Winning bidder teams up with defeated rival to regenerate 12 ha in south London over 10 years.
Developer Wimpey Homes has teamed up with St George to deliver the £250m Project Vauxhall regeneration scheme in Lambeth, south London.

A consortium led by Wimpey Homes was named preferred bidder ahead of Berkeley Group subsidiary St George to regenerate the 12 ha site in February. But now the developers have applied to Lambeth council to form a joint venture to deliver the 10-year scheme.

Wimpey Homes development director Suzanna Lubran said: “Given the scale and commitment required on Project Vauxhall and the total dependence on the market for all its funding, a joint venture is an opportunity for the risk to be shared between two blue-chip companies.”

She added: “There is a natural synergy between our two companies and we have a history of joint ventures in the past.”

The scheme has had a troubled history. The original masterplan by PRP Architects was rejected by residents, and a new design by Carey Jones was submitted for residents’ approval this month. They will vote on the proposals in February 2000.

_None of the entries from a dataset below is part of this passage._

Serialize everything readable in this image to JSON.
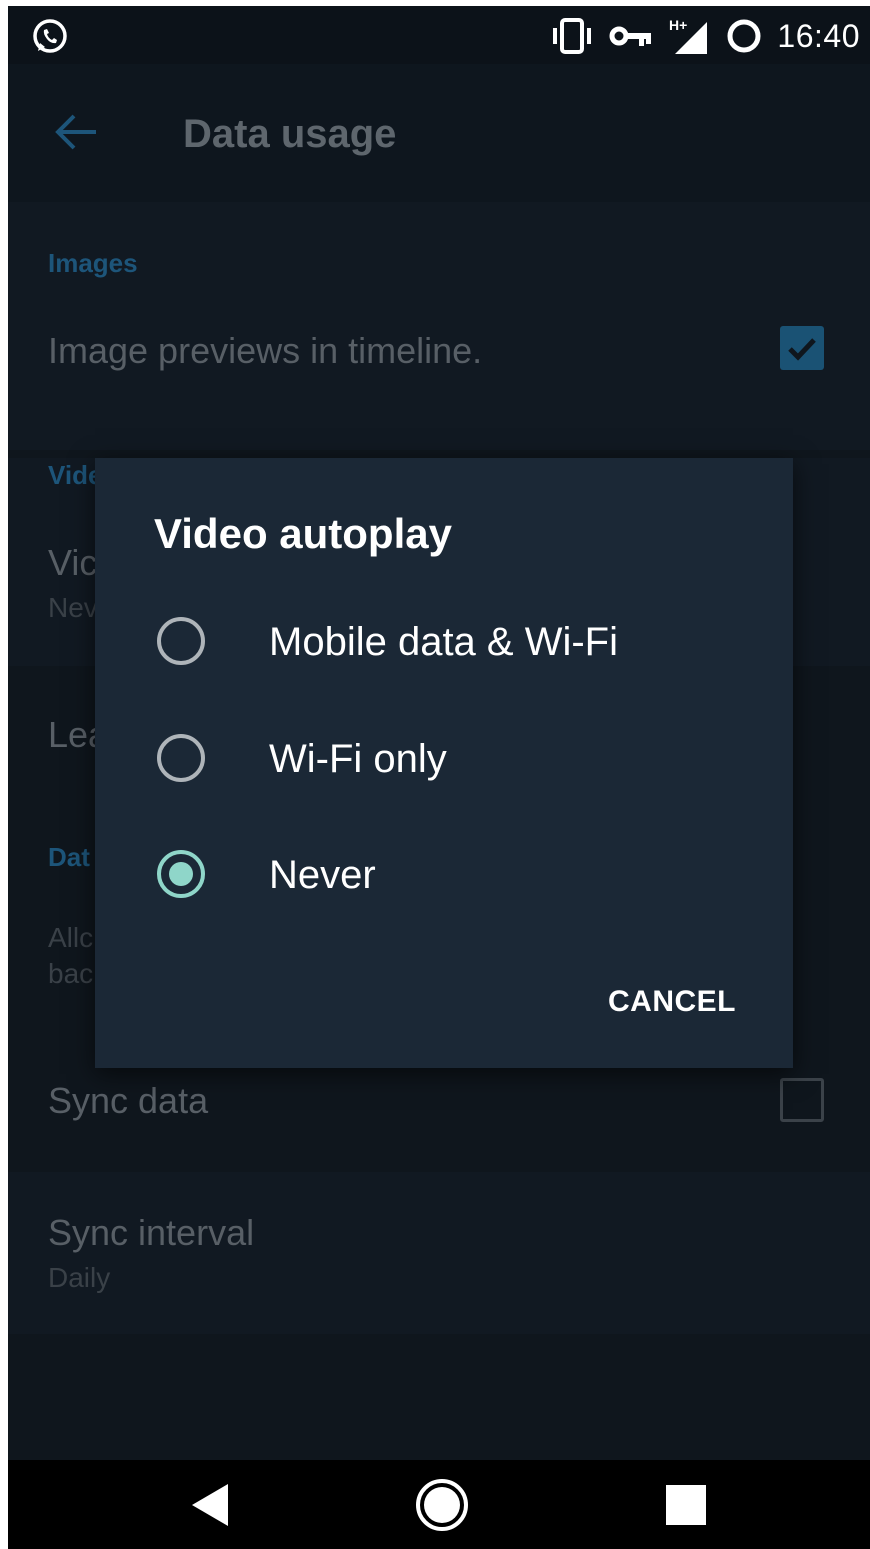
{
  "status_bar": {
    "time": "16:40",
    "icons": [
      "whatsapp-icon",
      "vibrate-icon",
      "vpn-key-icon",
      "signal-hplus-icon",
      "sync-icon"
    ],
    "network_label": "H+"
  },
  "app_bar": {
    "title": "Data usage",
    "back_icon": "arrow-left-icon"
  },
  "settings": {
    "images_header": "Images",
    "image_previews": {
      "label": "Image previews in timeline.",
      "checked": true
    },
    "videos_header_partial": "Vide",
    "video_autoplay_partial": {
      "label": "Vic",
      "value": "Nev"
    },
    "learn_partial": "Lea",
    "data_header_partial": "Dat",
    "allow_background_partial": {
      "line1": "Allc",
      "line2": "bac"
    },
    "sync_data": {
      "label": "Sync data",
      "checked": false
    },
    "sync_interval": {
      "label": "Sync interval",
      "value": "Daily"
    }
  },
  "dialog": {
    "title": "Video autoplay",
    "options": [
      {
        "label": "Mobile data & Wi-Fi",
        "selected": false
      },
      {
        "label": "Wi-Fi only",
        "selected": false
      },
      {
        "label": "Never",
        "selected": true
      }
    ],
    "cancel_label": "CANCEL"
  },
  "nav_bar": {
    "icons": [
      "back-triangle-icon",
      "home-circle-icon",
      "recents-square-icon"
    ]
  },
  "colors": {
    "accent": "#8fd6c9",
    "link_blue": "#1d557a",
    "dialog_bg": "#1b2836",
    "screen_bg": "#0f161d"
  }
}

Residents demanded more mixed-tenure development, social housing located on streets with gardens, and more open space. Carey Jones’ masterplan includes a new park and more private apartment blocks.

PRP has been retained to carry out phase one design development after February 2000.

The density of the scheme is also understood to have been increased from 2500 to about 3000 units since Wimpey started joint-venture negotiations with St George in April.

A source at Lambeth council said negotiations with Wimpey/St George over the financial package for the scheme were ongoing. The source added that if residents rejected the new masterplan in February, “the whole thing may fall through”.

After three years of public consultations and negotiations, the joint venture bidders have yet to make the pioneering project stack up financially.

Lubran said: “We have been examining our commercial assumptions to see if we have a secure platform to take a project of this magnitude forward. We have to ensure we have a scheme that is both commercially viable and able to deliver a mix of new council houses, schools, training and employment and health initiatives.”

A source close to the project said of the joint venture: “It is the biggest property portfolio in London. There is the biggest amount for one developer to win or lose, and the biggest commitment in terms of schools, community facilities and social housing.

“Wimpey has huge expertise in low-rise development across the UK. St George has huge expertise in high-density development in central London. A joint bid would become all the more powerful.”